Sql-server – SQL Server : parsing with XPath Performance

execution-plansql serversql-server-2008stored-procedurest-sql

I have a UI that allows a user to select certain data points they want to filter the results by. There are things such as location, department etc. Once they have selected all of the options, I generate an XML string that I pass to my stored procedure.

From there, for locations for example I create a temp table and dump all of the locations that were selected by the user into that table which I then join my data on later.

When running the execution plan, I noticed that each one of the 5 or so queries that are parsing the filter data are costing about 12% which is over 60% of the query just to determine the data we are going to be filtering by.
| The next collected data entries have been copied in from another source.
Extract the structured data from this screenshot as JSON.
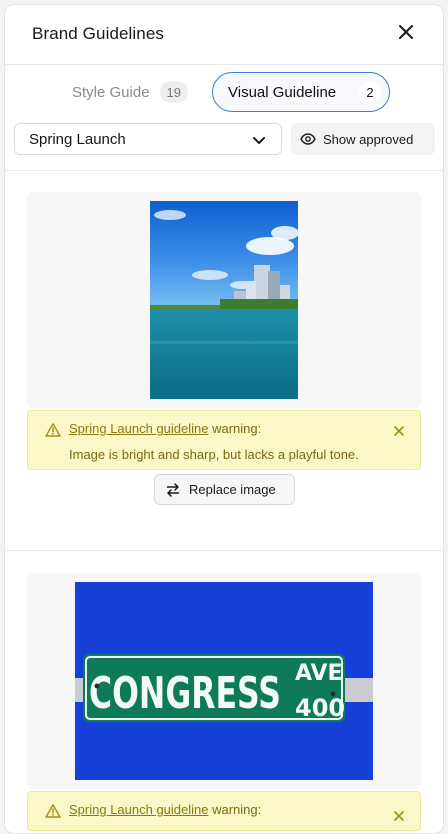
{
  "header": {
    "title": "Brand Guidelines",
    "close_icon": "close-icon"
  },
  "tabs": [
    {
      "label": "Style Guide",
      "count": "19",
      "active": false
    },
    {
      "label": "Visual Guideline",
      "count": "2",
      "active": true
    }
  ],
  "filters": {
    "campaign_value": "Spring Launch",
    "show_approved_label": "Show approved"
  },
  "cards": [
    {
      "image_alt": "City skyline beside a river under a blue sky",
      "warning": {
        "link_text": "Spring Launch guideline",
        "suffix": " warning:",
        "message": "Image is bright and sharp, but lacks a playful tone."
      },
      "replace_label": "Replace image"
    },
    {
      "image_alt": "Green street sign reading CONGRESS AVE 400",
      "sign_main": "CONGRESS",
      "sign_ave": "AVE",
      "sign_num": "400",
      "warning": {
        "link_text": "Spring Launch guideline",
        "suffix": " warning:"
      }
    }
  ],
  "colors": {
    "accent": "#3f7ad6",
    "warning_bg": "#fbf7c7",
    "warning_text": "#7a6a0f"
  }
}
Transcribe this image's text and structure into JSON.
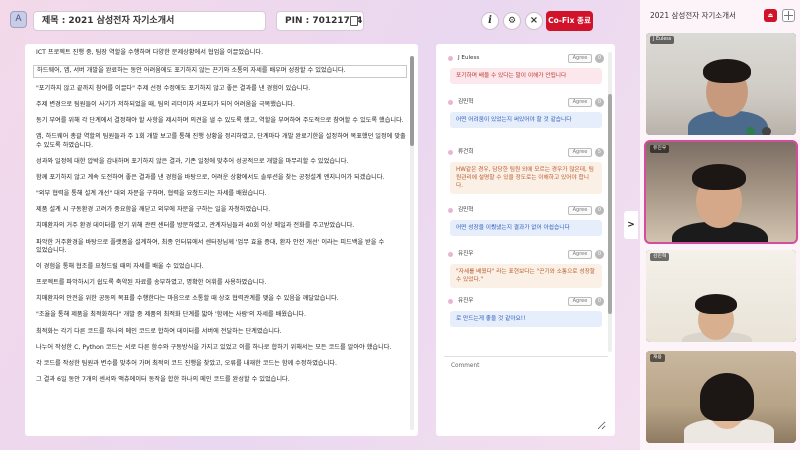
{
  "topbar": {
    "logo_glyph": "A",
    "title": "제목 : 2021 삼성전자 자기소개서",
    "pin": "PIN :  70121764",
    "info_icon": "i",
    "share_icon": "⚙",
    "close_icon": "×",
    "cofix_label": "Co-Fix 종료"
  },
  "document": {
    "paragraphs": [
      "ICT 프로젝트 진행 중, 팀장 역할을 수행하며 다양한 문제상황에서 협업을 이끌었습니다.",
      "하드웨어, 앱, 서버 개발을 완료하는 동안 어려움에도 포기하지 않는 끈기와 소통의 자세를 배우며 성장할 수 있었습니다.",
      "\"포기하지 않고 끝까지 참여를 이끌다\" 주제 선정 수정에도 포기하지 않고 좋은 결과를 낸 경험이 있습니다.",
      "주제 변경으로 팀원들이 사기가 저하되었을 때, 팀의 리더이자 서포터가 되어 어려움을 극복했습니다.",
      "동기 부여를 위해 각 단계에서 결정해야 할 사항을 제시하며 의견을 낼 수 있도록 했고, 역할을 부여하여 주도적으로 참여할 수 있도록 했습니다.",
      "앱, 하드웨어 총괄 역할의 팀원들과 주 1회 개발 보고를 통해 진행 상황을 정리하였고, 단계마다 개발 완료기한을 설정하여 목표했던 일정에 맞출 수 있도록 하였습니다.",
      "성과와 일정에 대한 압박을 감내하며 포기하지 않은 결과, 기존 일정에 맞추어 성공적으로 개발을 마무리할 수 있었습니다.",
      "함께 포기하지 않고 계속 도전하여 좋은 결과를 낸 경험을 바탕으로, 어려운 상황에서도 솔루션을 찾는 공정설계 엔지니어가 되겠습니다.",
      "\"외부 협력을 통해 설계 개선\" 대외 자문을 구하며, 협력을 요청드리는 자세를 배웠습니다.",
      "제품 설계 시 구동환경 고려가 중요함을 깨닫고 외부에 자문을 구하는 일을 자청하였습니다.",
      "치매환자의 거주 환경 데이터를 얻기 위해 관련 센터를 방문하였고, 관계자님들과 40회 이상 메일과 전화를 주고받았습니다.",
      "파악한 거주환경을 바탕으로 플랫폼을 설계하여, 최종 인터뷰에서 센터장님께 '업무 효율 증대, 환자 안전 개선' 이라는 피드백을 받을 수 있었습니다.",
      "이 경험을 통해 협조를 요청드릴 때의 자세를 배울 수 있었습니다.",
      "프로젝트를 파악하시기 쉽도록 축약된 자료를 송부하였고, 명확한 어휘를 사용하였습니다.",
      "치매환자의 안전을 위한 공동의 목표를 수행한다는 마음으로 소통할 때 상호 협력관계를 맺을 수 있음을 깨달았습니다.",
      "\"조율을 통해 제품을 최적화하다\" 개발 중 제품의 최적화 단계를 밟아 '함께는 사람'의 자세를 배웠습니다.",
      "최적화는 각기 다른 코드를 하나의 메인 코드로 합하여 데이터를 서버에 전달하는 단계였습니다.",
      "나누어 작성한 C, Python 코드는 서로 다른 함수와 구동방식을 가지고 있었고 이를 하나로 합하기 위해서는 모든 코드를 알아야 했습니다.",
      "각 코드를 작성한 팀원과 변수를 맞추어 가며 최적의 코드 진행을 찾았고, 오류를 내재한 코드는 함께 수정하였습니다.",
      "그 결과 6일 동안 7개의 센서와 액츄에이터 동작을 합한 하나의 메인 코드를 완성할 수 있었습니다."
    ]
  },
  "comments": {
    "agree_label": "Agree",
    "items": [
      {
        "author": "J Euless",
        "count": "0",
        "text": "포기하며 배울 수 있다는 말이 이해가 안됩니다"
      },
      {
        "author": "김민혁",
        "count": "0",
        "text": "어떤 어려움이 있었는지 써있어야 할 것 같습니다"
      },
      {
        "author": "류건희",
        "count": "5",
        "text": "HW같은 경우, 담당한 팀원 외에 모르는 경우가 많은데, 팀원관리에 설명할 수 있을 정도로는 이해하고 있어야 합니다."
      },
      {
        "author": "김민혁",
        "count": "0",
        "text": "어떤 성장을 이뤘냈는지 결과가 없어 아쉽습니다"
      },
      {
        "author": "유진우",
        "count": "0",
        "text": "\"자세를 배웠다\" 라는 표현보다는 \"끈기와 소통으로 성장할 수 있었다.\""
      },
      {
        "author": "유진우",
        "count": "0",
        "text": "로 만드는게 좋을 것 같아요!!"
      }
    ],
    "comment_label": "Comment"
  },
  "video": {
    "title": "2021 삼성전자 자기소개서",
    "exit_icon": "⏏",
    "participants": [
      {
        "name": "J Euless"
      },
      {
        "name": "유진우"
      },
      {
        "name": "김민혁"
      },
      {
        "name": "유진우"
      },
      {
        "name": "재용"
      }
    ]
  },
  "collapse_glyph": ">",
  "colors": {
    "accent": "#d0122b",
    "active_frame": "#d24d9a",
    "background": "#f3d9ea"
  }
}
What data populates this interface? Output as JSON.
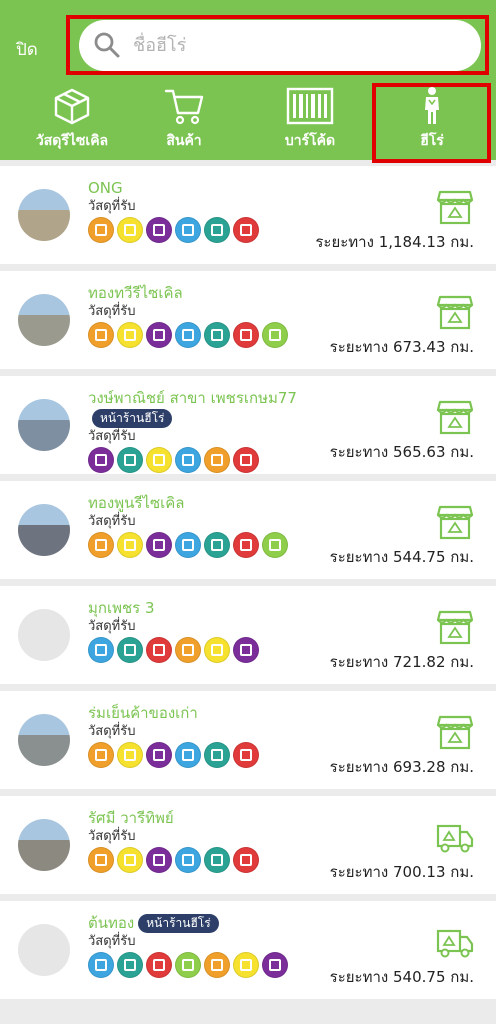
{
  "header": {
    "close_label": "ปิด",
    "search_placeholder": "ชื่อฮีโร่",
    "search_value": "",
    "tabs": [
      {
        "label": "วัสดุรีไซเคิล",
        "icon": "box-icon"
      },
      {
        "label": "สินค้า",
        "icon": "cart-icon"
      },
      {
        "label": "บาร์โค้ด",
        "icon": "barcode-icon"
      },
      {
        "label": "ฮีโร่",
        "icon": "hero-icon",
        "active": true
      }
    ]
  },
  "colors": {
    "brand": "#7cc452",
    "highlight": "#e00000",
    "badge": "#2d3f68",
    "materials": {
      "paper": "#f0a02a",
      "plastic-bottle-yellow": "#f5e12e",
      "can": "#7b2e9a",
      "plastic-bottle-blue": "#3da6e0",
      "electronics": "#2aa395",
      "steel": "#e03a3a",
      "fabric": "#8fce4a"
    }
  },
  "list": {
    "materials_label": "วัสดุที่รับ",
    "items": [
      {
        "name": "ONG",
        "badge": "",
        "distance": "ระยะทาง 1,184.13 กม.",
        "shop_type": "store-icon",
        "materials": [
          "paper",
          "plastic-bottle-yellow",
          "can",
          "plastic-bottle-blue",
          "electronics",
          "steel"
        ]
      },
      {
        "name": "ทองทวีรีไซเคิล",
        "badge": "",
        "distance": "ระยะทาง 673.43 กม.",
        "shop_type": "store-icon",
        "materials": [
          "paper",
          "plastic-bottle-yellow",
          "can",
          "plastic-bottle-blue",
          "electronics",
          "steel",
          "fabric"
        ]
      },
      {
        "name": "วงษ์พาณิชย์ สาขา เพชรเกษม77",
        "badge": "หน้าร้านฮีโร่",
        "distance": "ระยะทาง 565.63 กม.",
        "shop_type": "store-icon",
        "materials": [
          "can",
          "electronics",
          "plastic-bottle-yellow",
          "plastic-bottle-blue",
          "paper",
          "steel"
        ]
      },
      {
        "name": "ทองพูนรีไซเคิล",
        "badge": "",
        "distance": "ระยะทาง 544.75 กม.",
        "shop_type": "store-icon",
        "materials": [
          "paper",
          "plastic-bottle-yellow",
          "can",
          "plastic-bottle-blue",
          "electronics",
          "steel",
          "fabric"
        ]
      },
      {
        "name": "มุกเพชร 3",
        "badge": "",
        "distance": "ระยะทาง 721.82 กม.",
        "shop_type": "store-icon",
        "materials": [
          "plastic-bottle-blue",
          "electronics",
          "steel",
          "paper",
          "plastic-bottle-yellow",
          "can"
        ]
      },
      {
        "name": "ร่มเย็นค้าของเก่า",
        "badge": "",
        "distance": "ระยะทาง 693.28 กม.",
        "shop_type": "store-icon",
        "materials": [
          "paper",
          "plastic-bottle-yellow",
          "can",
          "plastic-bottle-blue",
          "electronics",
          "steel"
        ]
      },
      {
        "name": "รัศมี วารีทิพย์",
        "badge": "",
        "distance": "ระยะทาง 700.13 กม.",
        "shop_type": "truck-icon",
        "materials": [
          "paper",
          "plastic-bottle-yellow",
          "can",
          "plastic-bottle-blue",
          "electronics",
          "steel"
        ]
      },
      {
        "name": "ต้นทอง",
        "badge": "หน้าร้านฮีโร่",
        "distance": "ระยะทาง 540.75 กม.",
        "shop_type": "truck-icon",
        "materials": [
          "plastic-bottle-blue",
          "electronics",
          "steel",
          "fabric",
          "paper",
          "plastic-bottle-yellow",
          "can"
        ]
      }
    ]
  }
}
DECLARE @tmLocations TABLE (
    location VARCHAR (100));
BEGIN
    INSERT INTO @tmLocations
    SELECT ParamValues.x1.value('location[1]', 'VARCHAR(200)')
    FROM   @xml.nodes('data/teammateLocations/locations') AS ParamValues(x1);
END

Is there another method of extracting data from XML or ways to improve the query like above so that it doesn't cost as much to run? Setting up the data is costing more than the actual filtering of the data which is really slowing down performance.

Best Answer

When running the execution plan, I noticed that each one of the 5 or so queries that are parsing the filter data are costing about 12% which is over 60% of the query just to determine the data we are going to be filtering by.

The query costs are based on estimates even in the actual execution plans. They do not tell you how efficient the query actually was.

The estimates are in turn based on statistics and those can be outdated giving you estimates and costs that are wrong.

The estimates for XML queries is always wrong. There is no statistics generated for XML columns and there is certainly no statistics generated for XML parameters or variables.

Have a look at this rather simple XML query.

declare @X xml;

select 1
from @X.nodes('*') as T(X);

Estimated query plan

enter image description here

SQL Server assumes there are 10000 elements in the XML and keeps on guessing from there. Using the nodes() function assumes that 200 of those will be returned. Before that there is a Filter operator that checks if @X is not null limiting the number of estimated rows to 66. Pure guesswork and not influenced at all by what data you actually have in your XML.

To know if a query is good enough you should have a look at things like duration, number of reads and allocated memory. Don't use the estimated cost and please don't use the percentages of individual queries to compare performance.

Your XML query could be improved as Mister Magoo suggests in a comment.

SELECT ParamValues.x1.value('(location/text())[1]', 'VARCHAR(200)')
FROM  @xml.nodes('data/teammateLocations/locations') AS ParamValues(x1);

If you don't specify the text() node, SQL server have to generate a plan that works with mixed content XML, concatenating all the node values from the sub nodes.